如何使用 Spark 计算限制下的累积和？答案

【问题标题】：How to compute a cumulative sum under a limit with Spark?如何使用 Spark 计算限制下的累积和？
【发布时间】：2020-06-17 12:25:43
【问题描述】：

经过几次尝试和一些研究，我坚持尝试用 Spark 解决以下问题。

我有一个具有优先级和数量的元素数据框。

+------+-------+--------+---+
|family|element|priority|qty|
+------+-------+--------+---+
|    f1| elmt 1|       1| 20|
|    f1| elmt 2|       2| 40|
|    f1| elmt 3|       3| 10|
|    f1| elmt 4|       4| 50|
|    f1| elmt 5|       5| 40|
|    f1| elmt 6|       6| 10|
|    f1| elmt 7|       7| 20|
|    f1| elmt 8|       8| 10|
+------+-------+--------+---+

我有一个固定的限制数量：

+------+--------+
|family|limitQty|
+------+--------+
|    f1|     100|
+------+--------+

我想将累积和低于限制的元素标记为“ok”。这是预期的结果：

+------+-------+--------+---+---+
|family|element|priority|qty| ok|
+------+-------+--------+---+---+
|    f1| elmt 1|       1| 20|  1| -> 20 < 100   => ok
|    f1| elmt 2|       2| 40|  1| -> 20 + 40 < 100  => ok
|    f1| elmt 3|       3| 10|  1| -> 20 + 40 + 10 < 100   => ok
|    f1| elmt 4|       4| 50|  0| -> 20 + 40 + 10 + 50 > 100   => ko 
|    f1| elmt 5|       5| 40|  0| -> 20 + 40 + 10 + 40 > 100   => ko  
|    f1| elmt 6|       6| 10|  1| -> 20 + 40 + 10 + 10 < 100   => ok
|    f1| elmt 7|       7| 20|  1| -> 20 + 40 + 10 + 10 + 20 < 100   => ok
|    f1| elmt 8|       8| 10|  0| -> 20 + 40 + 10 + 10 + 20 + 10 > 100   => ko
+------+-------+--------+---+---+

我尝试用累积和来解决：

    initDF
      .join(limitQtyDF, Seq("family"), "left_outer")
      .withColumn("cumulSum", sum($"qty").over(Window.partitionBy("family").orderBy("priority")))
      .withColumn("ok", when($"cumulSum" <= $"limitQty", 1).otherwise(0))
      .drop("cumulSum", "limitQty")

但这还不够，因为达到限制的元素之后的元素没有考虑在内。我找不到用 Spark 解决它的方法。你有什么想法吗？

这里是对应的 Scala 代码：

    val sparkSession = SparkSession.builder()
      .master("local[*]")
      .getOrCreate()

    import sparkSession.implicits._

    val initDF = Seq(
      ("f1", "elmt 1", 1, 20),
      ("f1", "elmt 2", 2, 40),
      ("f1", "elmt 3", 3, 10),
      ("f1", "elmt 4", 4, 50),
      ("f1", "elmt 5", 5, 40),
      ("f1", "elmt 6", 6, 10),
      ("f1", "elmt 7", 7, 20),
      ("f1", "elmt 8", 8, 10)
    ).toDF("family", "element", "priority", "qty")

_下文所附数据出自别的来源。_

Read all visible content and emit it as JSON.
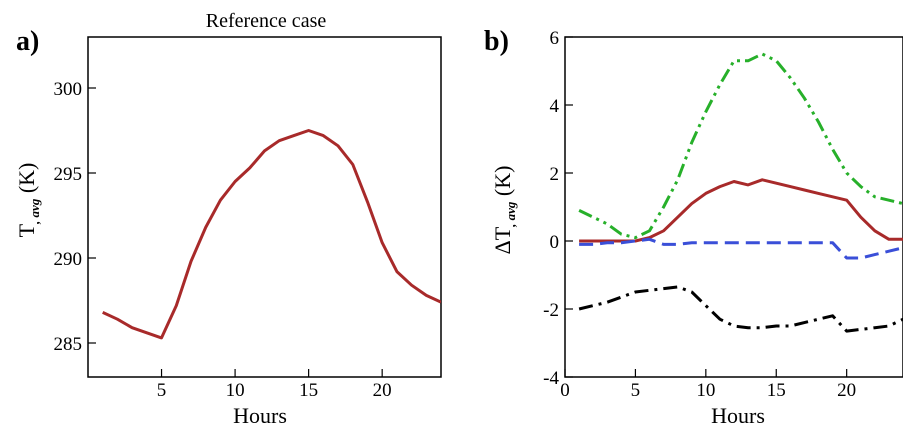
{
  "chart_data": [
    {
      "type": "line",
      "panel_label": "a)",
      "title": "Reference case",
      "xlabel": "Hours",
      "ylabel": "T, avg (K)",
      "ylabel_main": "T",
      "ylabel_sub": ", avg",
      "ylabel_unit": " (K)",
      "xlim": [
        0,
        24
      ],
      "ylim": [
        283,
        303
      ],
      "xticks": [
        5,
        10,
        15,
        20
      ],
      "yticks": [
        285,
        290,
        295,
        300
      ],
      "series": [
        {
          "color": "#a82a2a",
          "dash": "solid",
          "x": [
            1,
            2,
            3,
            4,
            5,
            6,
            7,
            8,
            9,
            10,
            11,
            12,
            13,
            14,
            15,
            16,
            17,
            18,
            19,
            20,
            21,
            22,
            23,
            24
          ],
          "y": [
            286.8,
            286.4,
            285.9,
            285.6,
            285.3,
            287.2,
            289.8,
            291.8,
            293.4,
            294.5,
            295.3,
            296.3,
            296.9,
            297.2,
            297.5,
            297.2,
            296.6,
            295.5,
            293.3,
            290.9,
            289.2,
            288.4,
            287.8,
            287.4
          ]
        }
      ]
    },
    {
      "type": "line",
      "panel_label": "b)",
      "title": "",
      "xlabel": "Hours",
      "ylabel": "ΔT, avg (K)",
      "ylabel_main": "ΔT",
      "ylabel_sub": ", avg",
      "ylabel_unit": " (K)",
      "xlim": [
        0,
        24
      ],
      "ylim": [
        -4,
        6
      ],
      "xticks": [
        0,
        5,
        10,
        15,
        20
      ],
      "yticks": [
        -4,
        -2,
        0,
        2,
        4,
        6
      ],
      "series": [
        {
          "color": "#27b02a",
          "dash": "dashdotdot",
          "x": [
            1,
            2,
            3,
            4,
            5,
            6,
            7,
            8,
            9,
            10,
            11,
            12,
            13,
            14,
            15,
            16,
            17,
            18,
            19,
            20,
            21,
            22,
            23,
            24
          ],
          "y": [
            0.9,
            0.7,
            0.5,
            0.2,
            0.1,
            0.3,
            1.0,
            1.8,
            2.9,
            3.8,
            4.6,
            5.3,
            5.3,
            5.5,
            5.3,
            4.8,
            4.2,
            3.5,
            2.7,
            2.0,
            1.6,
            1.3,
            1.2,
            1.1
          ]
        },
        {
          "color": "#a82a2a",
          "dash": "solid",
          "x": [
            1,
            2,
            3,
            4,
            5,
            6,
            7,
            8,
            9,
            10,
            11,
            12,
            13,
            14,
            15,
            16,
            17,
            18,
            19,
            20,
            21,
            22,
            23,
            24
          ],
          "y": [
            0.0,
            0.0,
            0.0,
            0.0,
            0.0,
            0.1,
            0.3,
            0.7,
            1.1,
            1.4,
            1.6,
            1.75,
            1.65,
            1.8,
            1.7,
            1.6,
            1.5,
            1.4,
            1.3,
            1.2,
            0.7,
            0.3,
            0.05,
            0.05
          ]
        },
        {
          "color": "#3a4fd8",
          "dash": "dashed",
          "x": [
            1,
            2,
            3,
            4,
            5,
            6,
            7,
            8,
            9,
            10,
            11,
            12,
            13,
            14,
            15,
            16,
            17,
            18,
            19,
            20,
            21,
            22,
            23,
            24
          ],
          "y": [
            -0.1,
            -0.1,
            -0.05,
            -0.05,
            0.0,
            0.05,
            -0.1,
            -0.1,
            -0.05,
            -0.05,
            -0.05,
            -0.05,
            -0.05,
            -0.05,
            -0.05,
            -0.05,
            -0.05,
            -0.05,
            -0.05,
            -0.5,
            -0.5,
            -0.4,
            -0.3,
            -0.2
          ]
        },
        {
          "color": "#000000",
          "dash": "dashdot",
          "x": [
            1,
            2,
            3,
            4,
            5,
            6,
            7,
            8,
            9,
            10,
            11,
            12,
            13,
            14,
            15,
            16,
            17,
            18,
            19,
            20,
            21,
            22,
            23,
            24
          ],
          "y": [
            -2.0,
            -1.9,
            -1.8,
            -1.65,
            -1.5,
            -1.45,
            -1.4,
            -1.35,
            -1.5,
            -1.9,
            -2.3,
            -2.5,
            -2.55,
            -2.55,
            -2.5,
            -2.5,
            -2.4,
            -2.3,
            -2.2,
            -2.65,
            -2.6,
            -2.55,
            -2.5,
            -2.3
          ]
        }
      ]
    }
  ]
}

    val limitQtyDF = Seq(("f1", 100)).toDF("family", "limitQty")

    val expectedDF = Seq(
      ("f1", "elmt 1", 1, 20, 1),
      ("f1", "elmt 2", 2, 40, 1),
      ("f1", "elmt 3", 3, 10, 1),
      ("f1", "elmt 4", 4, 50, 0),
      ("f1", "elmt 5", 5, 40, 0),
      ("f1", "elmt 6", 6, 10, 1),
      ("f1", "elmt 7", 7, 20, 1),
      ("f1", "elmt 8", 8, 10, 0)
    ).toDF("family", "element", "priority", "qty", "ok").show()

感谢您的帮助！

【问题讨论】：

你需要某种递归来做到这一点，窗口化是不够的。您只想要 scala 解决方案，还是选择 SQL？
我想要一个 Spark 解决方案，因此纯 SQL 解决方案可以提供帮助并转换为 Spark SQL。我来看看 Spark 的递归可能性。

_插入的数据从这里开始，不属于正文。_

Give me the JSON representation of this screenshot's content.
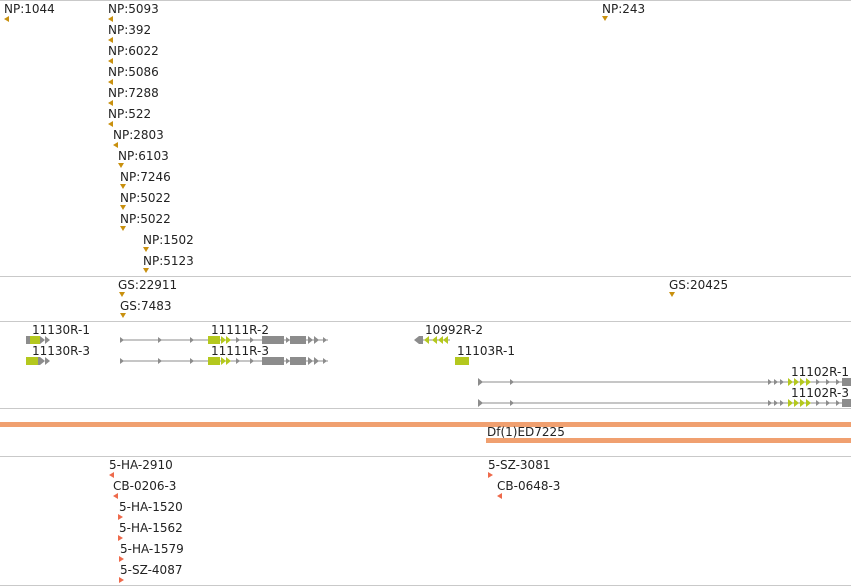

标签： sql scala apache-spark

【解决方案1】：

PFA 答案

val initDF = Seq(("f1", "elmt 1", 1, 20),("f1", "elmt 2", 2, 40),("f1", "elmt 3", 3, 10),
      ("f1", "elmt 4", 4, 50),
      ("f1", "elmt 5", 5, 40),
      ("f1", "elmt 6", 6, 10),
      ("f1", "elmt 7", 7, 20),
      ("f1", "elmt 8", 8, 10)
    ).toDF("family", "element", "priority", "qty")

val limitQtyDF = Seq(("f1", 100)).toDF("family", "limitQty")

sc.broadcast(limitQtyDF)


val joinedInitDF=initDF.join(limitQtyDF,Seq("family"),"left")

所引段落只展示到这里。